Balanced electricity mix

142. The Scottish Government supprts a balanced mix of electricity supply. As well as renewable technologies, in the absence of adequate storage capacity, thermal electricity generation is required to provide important base-load capacity and support the resilience of the electricity system.

143. At the moment, there are not sufficient incentives in the market to build new, efficient thermal generation in Scotland. A number of market and regulatory changes will be required - most of which are reserved to the UK Government - in order to deliver the resilient, low carbon electricity mix in Scotland envisaged in this strategy.

144. The Scottish Government takes the view that important strategic and regional factors merit much stronger consideration in future system design and planning as part of the transition to a low-carbon future energy system. These include the location of existing infrastructure and sites designated for energy production, existing transmission infrastructure, sources of large-scale industrial emissions and proximity to pipeline and storage networks.

145. The current transmission charging regime, for example, has a particularly detrimental effect. The North-South gradient of location charges actively discourages the rebuilding of thermal plant in Scotland where new thermal assets have an important role to play in contributing towards system operability, resilience and restoration. This is a priority concern for us and we eagerly await the publication of National Grid's Northern Security Assessment.

146. Looking ahead to 2050, this Energy Strategy must consider a future after the current generation of nuclear electricity plants in Scotland. The Scottish Government's policy is that these plants should not be replaced with new nuclear generation, under current technologies.
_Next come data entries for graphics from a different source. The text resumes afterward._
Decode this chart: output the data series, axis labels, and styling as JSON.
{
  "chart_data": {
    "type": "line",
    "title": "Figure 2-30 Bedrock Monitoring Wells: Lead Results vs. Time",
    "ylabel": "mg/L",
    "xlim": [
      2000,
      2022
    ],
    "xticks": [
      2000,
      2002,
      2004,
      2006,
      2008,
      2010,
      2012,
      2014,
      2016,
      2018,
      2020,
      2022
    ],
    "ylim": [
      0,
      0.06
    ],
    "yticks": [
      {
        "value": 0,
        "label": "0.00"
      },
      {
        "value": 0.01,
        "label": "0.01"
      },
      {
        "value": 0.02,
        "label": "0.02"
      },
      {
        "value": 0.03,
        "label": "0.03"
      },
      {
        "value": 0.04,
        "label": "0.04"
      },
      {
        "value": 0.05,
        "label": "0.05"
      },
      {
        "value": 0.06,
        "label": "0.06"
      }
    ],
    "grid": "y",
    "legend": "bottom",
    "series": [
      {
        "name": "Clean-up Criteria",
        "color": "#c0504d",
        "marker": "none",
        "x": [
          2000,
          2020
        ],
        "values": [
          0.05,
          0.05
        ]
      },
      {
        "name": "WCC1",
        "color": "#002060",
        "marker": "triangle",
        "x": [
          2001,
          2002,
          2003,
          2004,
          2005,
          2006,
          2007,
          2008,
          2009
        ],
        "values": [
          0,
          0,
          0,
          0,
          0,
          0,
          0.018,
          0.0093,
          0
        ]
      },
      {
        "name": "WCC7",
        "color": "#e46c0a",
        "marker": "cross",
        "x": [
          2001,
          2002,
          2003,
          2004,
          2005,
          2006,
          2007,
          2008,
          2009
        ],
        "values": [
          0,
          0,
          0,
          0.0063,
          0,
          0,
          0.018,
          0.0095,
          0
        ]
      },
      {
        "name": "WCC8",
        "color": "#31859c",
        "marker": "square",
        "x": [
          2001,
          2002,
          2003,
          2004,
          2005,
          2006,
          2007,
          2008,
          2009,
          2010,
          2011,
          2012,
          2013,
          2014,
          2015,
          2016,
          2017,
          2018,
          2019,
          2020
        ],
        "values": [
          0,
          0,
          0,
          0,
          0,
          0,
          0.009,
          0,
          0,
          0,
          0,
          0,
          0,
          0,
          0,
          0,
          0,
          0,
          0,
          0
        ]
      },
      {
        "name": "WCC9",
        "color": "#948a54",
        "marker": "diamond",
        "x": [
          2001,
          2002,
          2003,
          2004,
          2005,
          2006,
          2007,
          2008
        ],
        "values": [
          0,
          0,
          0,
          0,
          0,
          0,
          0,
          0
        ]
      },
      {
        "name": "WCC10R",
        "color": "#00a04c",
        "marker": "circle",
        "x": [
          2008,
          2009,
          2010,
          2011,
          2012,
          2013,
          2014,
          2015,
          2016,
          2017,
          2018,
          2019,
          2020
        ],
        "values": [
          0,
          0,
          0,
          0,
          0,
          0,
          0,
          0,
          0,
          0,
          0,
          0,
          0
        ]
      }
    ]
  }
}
147. To ensure Scotland can continue to benefit from reliable, flexible generation capacity in the future, this draft Energy Strategy invites views on the future of Scotland's decommissioned thermal generation sites.

Actions:

The Scottish Government will:

  • work in collaboration with BEIS and Ofgem in developing the Smart Energy Plan for the UK: seeking a fair treatment for storage and flexibility mechanisms, including pumped hydro storage ( PHS);
  • reiterate the proposal for the UK Government to implement a 'cap and floor' regime to provide a more appropriate regime for PHS and work with key stakeholders to realise the opportunities and overcome the barriers to deploying new PHS capacity in Scotland;
  • support innovation and demonstration of new forms of storage - including support for The Power Networks Demonstration Centre ( PNDC) - a unique world-class facility designed to accelerate the adoption of new, 'smart' technologies within advanced power grids - and work under the Energy Technology Partnership; and
  • work with industry, academia, local authorities and environmental groups to consider proposals for re-powering existing large-scale electricity generating sites - recognising their potential strategic role in future system design and planning as part of the transition to a low carbon energy system.

Consultation questions

  • What are your views on the priorities presented in this chapter for energy supply over the coming decades? In answering, please consider whether the priorities are the right ones for delivering our vision.
  • What are your views on the actions for Scottish Government set out in this chapter regarding energy supply? In answering, please consider whether the actions are both necessary and sufficient for delivering our vision.
  • What are your views on the proposed target to supply the equivalent of 50% of all Scotland's energy consumption from renewable sources by 2030. In answering, please consider the ambition and feasibility of such a target.
  • What are your views on the development of an appropriate target to encourage the full range of low and zero carbon energy technologies?
  • What ideas do you have about how the onshore wind industry can achieve the viable commercial development of onshore wind in Scotland without subsidy?
  • What are your views on the potential future of Scotland's decommissioned thermal generation sites?
  • What ideas do you have about the role of hydrogen in Scotland's energy mix and the development of hydrogen production in Scotland?